Moore agrees with statistics from the Gulf Coast Research Laboratory that the best months for fishing fall in spring and autumn. The GCRL has taken over the stocking program and has released a lot of tagged fish to track through recovery. According to GCRL biologist Larry Nicholson, most of the tagged fish reported have been caught in the spring and the fall.

"I think that's accurate," Moore said, "because I catch more fish when the water temperature is between 65 and 75 degrees. That seems to trigger striper activity, and it also provides an easier pattern for catching them. When it's colder or hotter, the stripes go to deep holes, and a lot of times, you have to fish live bait on a deep line to catch them.

"In the spring, as the water temperature climbs up and through that magic range, the fish come up and start feeding in cuts and on bars, and you see them tearing up schools of menhaden and other forage fish on the surface. That's what I love. Then we can switch to artificials and start casting away. It's awesome to see a school of big stripers feeding on top - it gets my blood pumping."

The Rat-L-Traps is one of Moore's favorites, along with some Mississippi-made slab spoons and tailspinners. Anything, he said, that will cast a long way and can be reeled back through the surface action, is a good choice.

"You want long casts because you need to stay away from the schooling activity," he offered. "I'm not worrying about spooking the stripers - I don't think you can. I'm more worried about spooking the baitfish."

In the summer and winter, Moore doesn't quit fishing - he just changes his pattern to one taught him by a late uncle, Billy Gerald, who learned to fish for stripers during the Great Depression. He moved away from Mississippi in the middle of the century but, after retiring, returned a few times a year, especially in the fall and winter, to fish with Moore.
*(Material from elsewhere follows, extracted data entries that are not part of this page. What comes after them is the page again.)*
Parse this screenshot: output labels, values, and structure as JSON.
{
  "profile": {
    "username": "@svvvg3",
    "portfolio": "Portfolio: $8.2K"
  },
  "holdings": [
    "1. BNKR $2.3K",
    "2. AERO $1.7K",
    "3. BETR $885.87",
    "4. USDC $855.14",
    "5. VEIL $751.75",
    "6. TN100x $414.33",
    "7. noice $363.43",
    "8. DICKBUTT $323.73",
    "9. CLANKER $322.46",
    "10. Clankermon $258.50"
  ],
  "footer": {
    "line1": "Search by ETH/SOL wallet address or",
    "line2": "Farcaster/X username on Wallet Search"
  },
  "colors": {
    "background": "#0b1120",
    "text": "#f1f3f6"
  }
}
"Uncle Billy loved to fish for them in the winter on a hard-falling tide," Moore recalled. "He'd find a deep hole in a bend of the Tchoutacabouffa and use live bait. He didn't have fishfinders back then - he'd use a marked rope with an anchor-like weight to drop down and measure the depth; he wanted bends that had 30 to 40 feet. Then he'd back off and use a lightly weighted line - I use a 1/4-ounce - and slowly spool a live menhaden or a small white trout down into the hole, and let the line run between two fingers.
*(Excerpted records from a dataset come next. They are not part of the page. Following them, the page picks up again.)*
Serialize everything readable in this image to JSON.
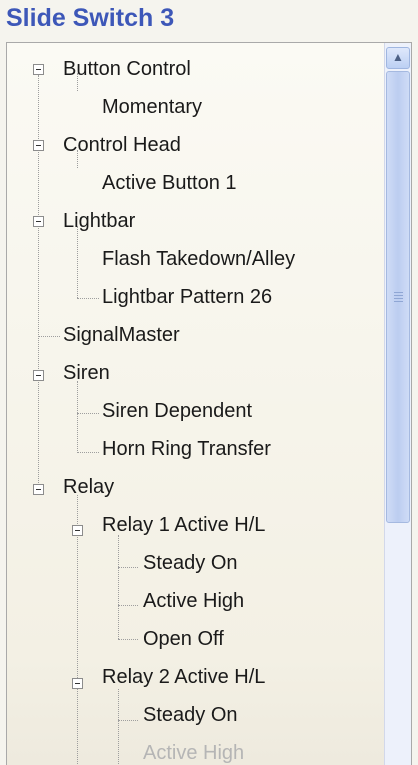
{
  "window": {
    "title": "Slide Switch 3"
  },
  "tree": {
    "nodes": [
      {
        "label": "Button Control"
      },
      {
        "label": "Momentary"
      },
      {
        "label": "Control Head"
      },
      {
        "label": "Active Button 1"
      },
      {
        "label": "Lightbar"
      },
      {
        "label": "Flash Takedown/Alley"
      },
      {
        "label": "Lightbar Pattern 26"
      },
      {
        "label": "SignalMaster"
      },
      {
        "label": "Siren"
      },
      {
        "label": "Siren Dependent"
      },
      {
        "label": "Horn Ring Transfer"
      },
      {
        "label": "Relay"
      },
      {
        "label": "Relay 1 Active H/L"
      },
      {
        "label": "Steady On"
      },
      {
        "label": "Active High"
      },
      {
        "label": "Open Off"
      },
      {
        "label": "Relay 2 Active H/L"
      },
      {
        "label": "Steady On"
      },
      {
        "label": "Active High"
      }
    ]
  },
  "icons": {
    "toggle": "minus-box-icon",
    "scroll_up": "chevron-up-icon",
    "grip": "scroll-grip-icon"
  },
  "colors": {
    "title": "#3d57b8",
    "scrollbar_thumb": "#bccdf0",
    "disabled_text": "#b5b5b5"
  }
}
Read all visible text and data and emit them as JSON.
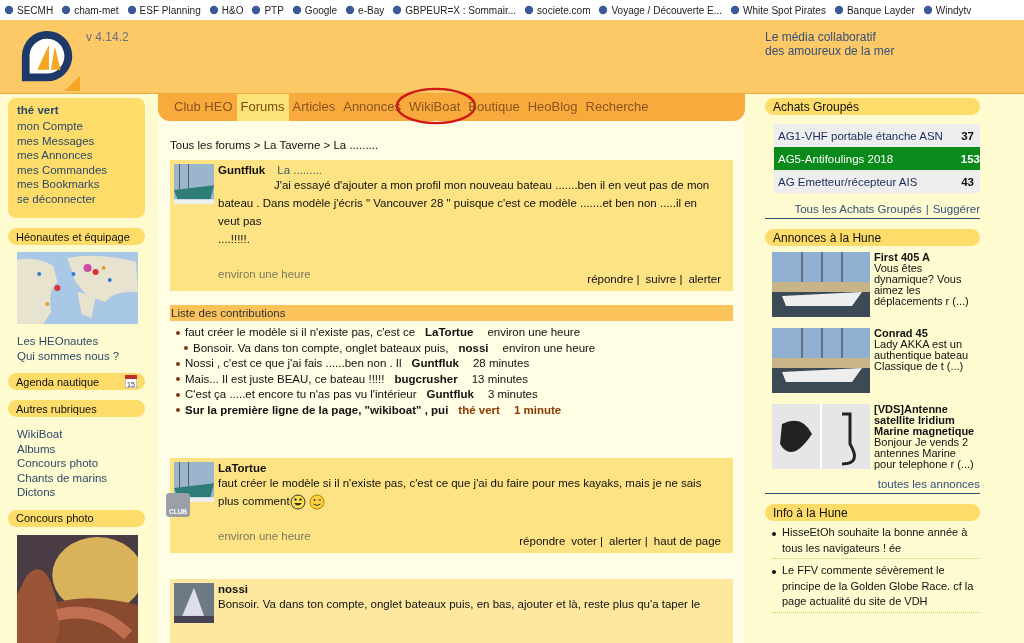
{
  "bookmarks": [
    {
      "label": "SECMH"
    },
    {
      "label": "cham-met"
    },
    {
      "label": "ESF Planning"
    },
    {
      "label": "H&O"
    },
    {
      "label": "PTP"
    },
    {
      "label": "Google"
    },
    {
      "label": "e-Bay"
    },
    {
      "label": "GBPEUR=X : Sommair..."
    },
    {
      "label": "societe.com"
    },
    {
      "label": "Voyage / Découverte E..."
    },
    {
      "label": "White Spot Pirates"
    },
    {
      "label": "Banque Layder"
    },
    {
      "label": "Windytv"
    }
  ],
  "header": {
    "version": "v 4.14.2",
    "tagline": [
      "Le média collaboratif",
      "des amoureux de la mer"
    ]
  },
  "nav": [
    {
      "label": "Club HEO",
      "selected": false
    },
    {
      "label": "Forums",
      "selected": true
    },
    {
      "label": "Articles",
      "selected": false
    },
    {
      "label": "Annonces",
      "selected": false
    },
    {
      "label": "WikiBoat",
      "selected": false,
      "circled": true
    },
    {
      "label": "Boutique",
      "selected": false
    },
    {
      "label": "HeoBlog",
      "selected": false
    },
    {
      "label": "Recherche",
      "selected": false
    }
  ],
  "user": {
    "name": "thé vert",
    "links": [
      "mon Compte",
      "mes Messages",
      "mes Annonces",
      "mes Commandes",
      "mes Bookmarks",
      "se déconnecter"
    ]
  },
  "left_sections": [
    {
      "title": "Héonautes et équipage",
      "kind": "map",
      "links": [
        "Les HEOnautes",
        "Qui sommes nous ?"
      ]
    },
    {
      "title": "Agenda nautique",
      "kind": "calendar",
      "calendar_day": "15"
    },
    {
      "title": "Autres rubriques",
      "kind": "links",
      "links": [
        "WikiBoat",
        "Albums",
        "Concours photo",
        "Chants de marins",
        "Dictons"
      ]
    },
    {
      "title": "Concours photo"
    }
  ],
  "breadcrumb": "Tous les forums > La Taverne > La .........",
  "posts": [
    {
      "author": "Guntfluk",
      "title": "La .........",
      "body": [
        "J'ai essayé d'ajouter a mon profil mon nouveau bateau .......ben il en veut pas de mon bateau . Dans modèle j'écris \" Vancouver 28 \" puisque c'est ce modèle .......et ben non .....il en veut pas",
        "....!!!!!."
      ],
      "indent": true,
      "smileys": false,
      "club": false,
      "time": "environ une heure",
      "actions": [
        "répondre |",
        "suivre |",
        "alerter"
      ]
    },
    {
      "author": "LaTortue",
      "body": [
        "faut créer le modèle si il n'existe pas, c'est ce que j'ai du faire pour mes kayaks, mais je ne sais plus comment"
      ],
      "indent": false,
      "smileys": true,
      "club": true,
      "club_label": "CLUB",
      "time": "environ une heure",
      "actions": [
        "répondre",
        "voter |",
        "alerter |",
        "haut de page"
      ]
    }
  ],
  "contributions": {
    "title": "Liste des contributions",
    "items": [
      {
        "text": "faut créer le modèle si il n'existe pas, c'est ce",
        "author": "LaTortue",
        "time": "environ une heure",
        "current": false,
        "children": [
          {
            "text": "Bonsoir. Va dans ton compte, onglet bateaux puis,",
            "author": "nossi",
            "time": "environ une heure",
            "current": false
          }
        ]
      },
      {
        "text": "Nossi , c'est ce que j'ai fais ......ben non . Il",
        "author": "Guntfluk",
        "time": "28 minutes",
        "current": false
      },
      {
        "text": "Mais... Il est juste BEAU, ce bateau !!!!!",
        "author": "bugcrusher",
        "time": "13 minutes",
        "current": false
      },
      {
        "text": "C'est ça .....et encore tu n'as pas vu l'intérieur",
        "author": "Guntfluk",
        "time": "3 minutes",
        "current": false
      },
      {
        "text": "Sur la première ligne de la page, \"wikiboat\" , pui",
        "author": "thé vert",
        "time": "1 minute",
        "current": true
      }
    ]
  },
  "last_post": {
    "author": "nossi",
    "body": "Bonsoir. Va dans ton compte, onglet bateaux puis, en bas, ajouter et là, reste plus qu'a taper le"
  },
  "achats": {
    "title": "Achats Groupés",
    "rows": [
      {
        "name": "AG1-VHF portable étanche ASN",
        "count": "37",
        "selected": false
      },
      {
        "name": "AG5-Antifoulings 2018",
        "count": "153",
        "selected": true
      },
      {
        "name": "AG Emetteur/récepteur AIS",
        "count": "43",
        "selected": false
      }
    ],
    "links": [
      "Tous les Achats Groupés",
      "|",
      "Suggérer"
    ]
  },
  "annonces": {
    "title": "Annonces à la Hune",
    "items": [
      {
        "title": "First 405 A",
        "text": "Vous êtes dynamique? Vous aimez les déplacements r (...)",
        "kind": "boat"
      },
      {
        "title": "Conrad 45",
        "text": "Lady AKKA est un authentique bateau Classique de t (...)",
        "kind": "boat"
      },
      {
        "title": "[VDS]Antenne satellite Iridium Marine magnetique",
        "text": "Bonjour Je vends 2 antennes Marine pour telephone r (...)",
        "kind": "antenna"
      }
    ],
    "more": "toutes les annonces"
  },
  "info": {
    "title": "Info à la Hune",
    "items": [
      "HisseEtOh souhaite la bonne année à tous les navigateurs ! ée",
      "Le FFV commente sévèrement le principe de la Golden Globe Race. cf la page actualité du site de VDH"
    ]
  }
}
"He could tell by the vibration on the line what the bait was telling him. If it was just a slight vibration, that meant the fish was just swimming. When it got to moving good, he knew the baitfish was looking at something he didn't like. Then he'd get ready for the strike - and he generally got four or five a day. That's how you catch the biggest fish all year."
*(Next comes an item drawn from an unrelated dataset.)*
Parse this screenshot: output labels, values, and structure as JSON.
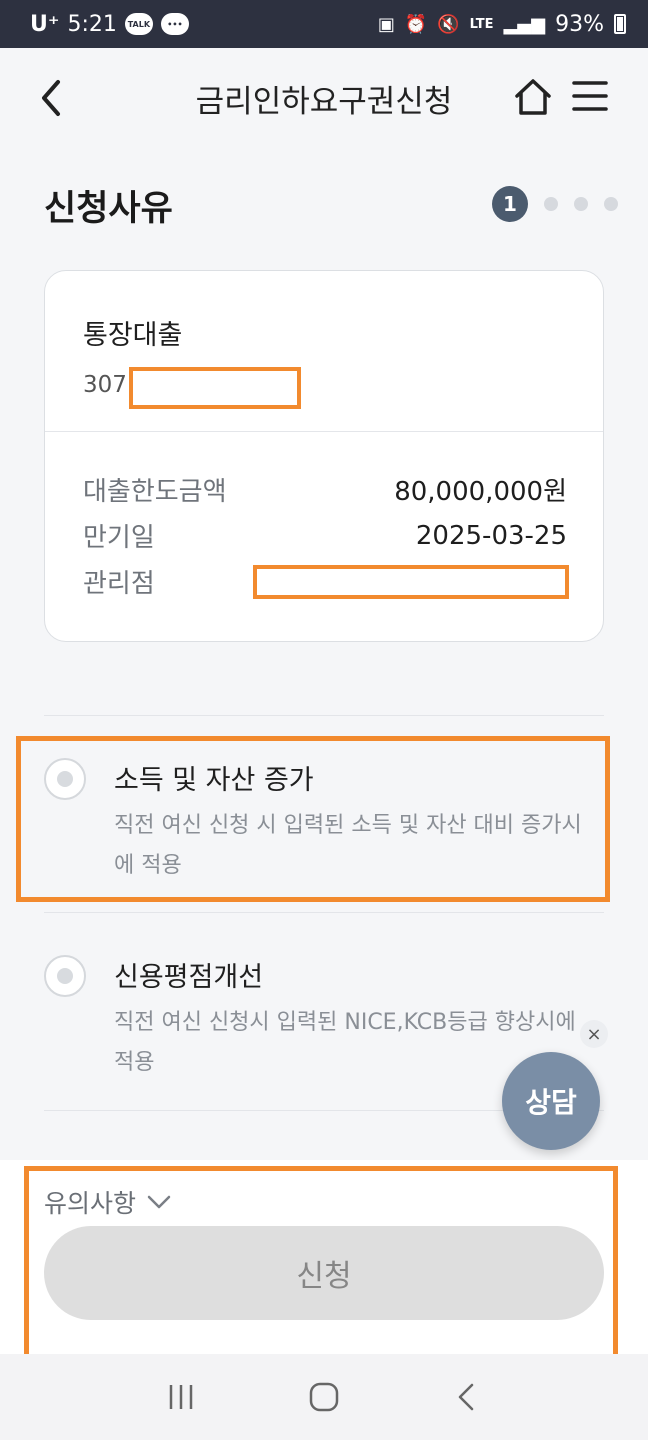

Moore recalled how he, in turn, taught his uncle about fishing for stripers feeding on the surface. "He had never experienced anything like that, because back in his day, he didn't have casting reels and lures available like we do now. He loved that, and I'm glad he got a few years of it before he died."

The same patterns work on all the coastal rivers, although the Biloxi/ Tchoutacabouffa system has a slight edge in having the deepest bends. The Pascagoula River system has been very cooperative, too; for example, Mississippi's current state record for striped bass, a 37.82-pounder caught in May 1993 by Tony Graves, came from one of its tributaries, the Bowie River near Hattiesburg, a good 60 miles inland.

The average striper taken in the coastal rivers is between 6 and 10 pounds, but an occasional monster is reported. Most striper anglers have caught fish upwards of 20 pounds, mostly on live bait in the winter months.

"But I know that there are some 40s and 50s swimming around in these rivers," he said. "I've hooked into a few on live menhaden that I never had a chance to catch. They'd spool me, even with the new braided lines."

Back up in Jackson, Partridge hears Moore's comments and shakes his head.

"We had that chance, too," he said. "I'm just glad they have it now. The striper is a wonderful fish. I'm glad someone is still catching them."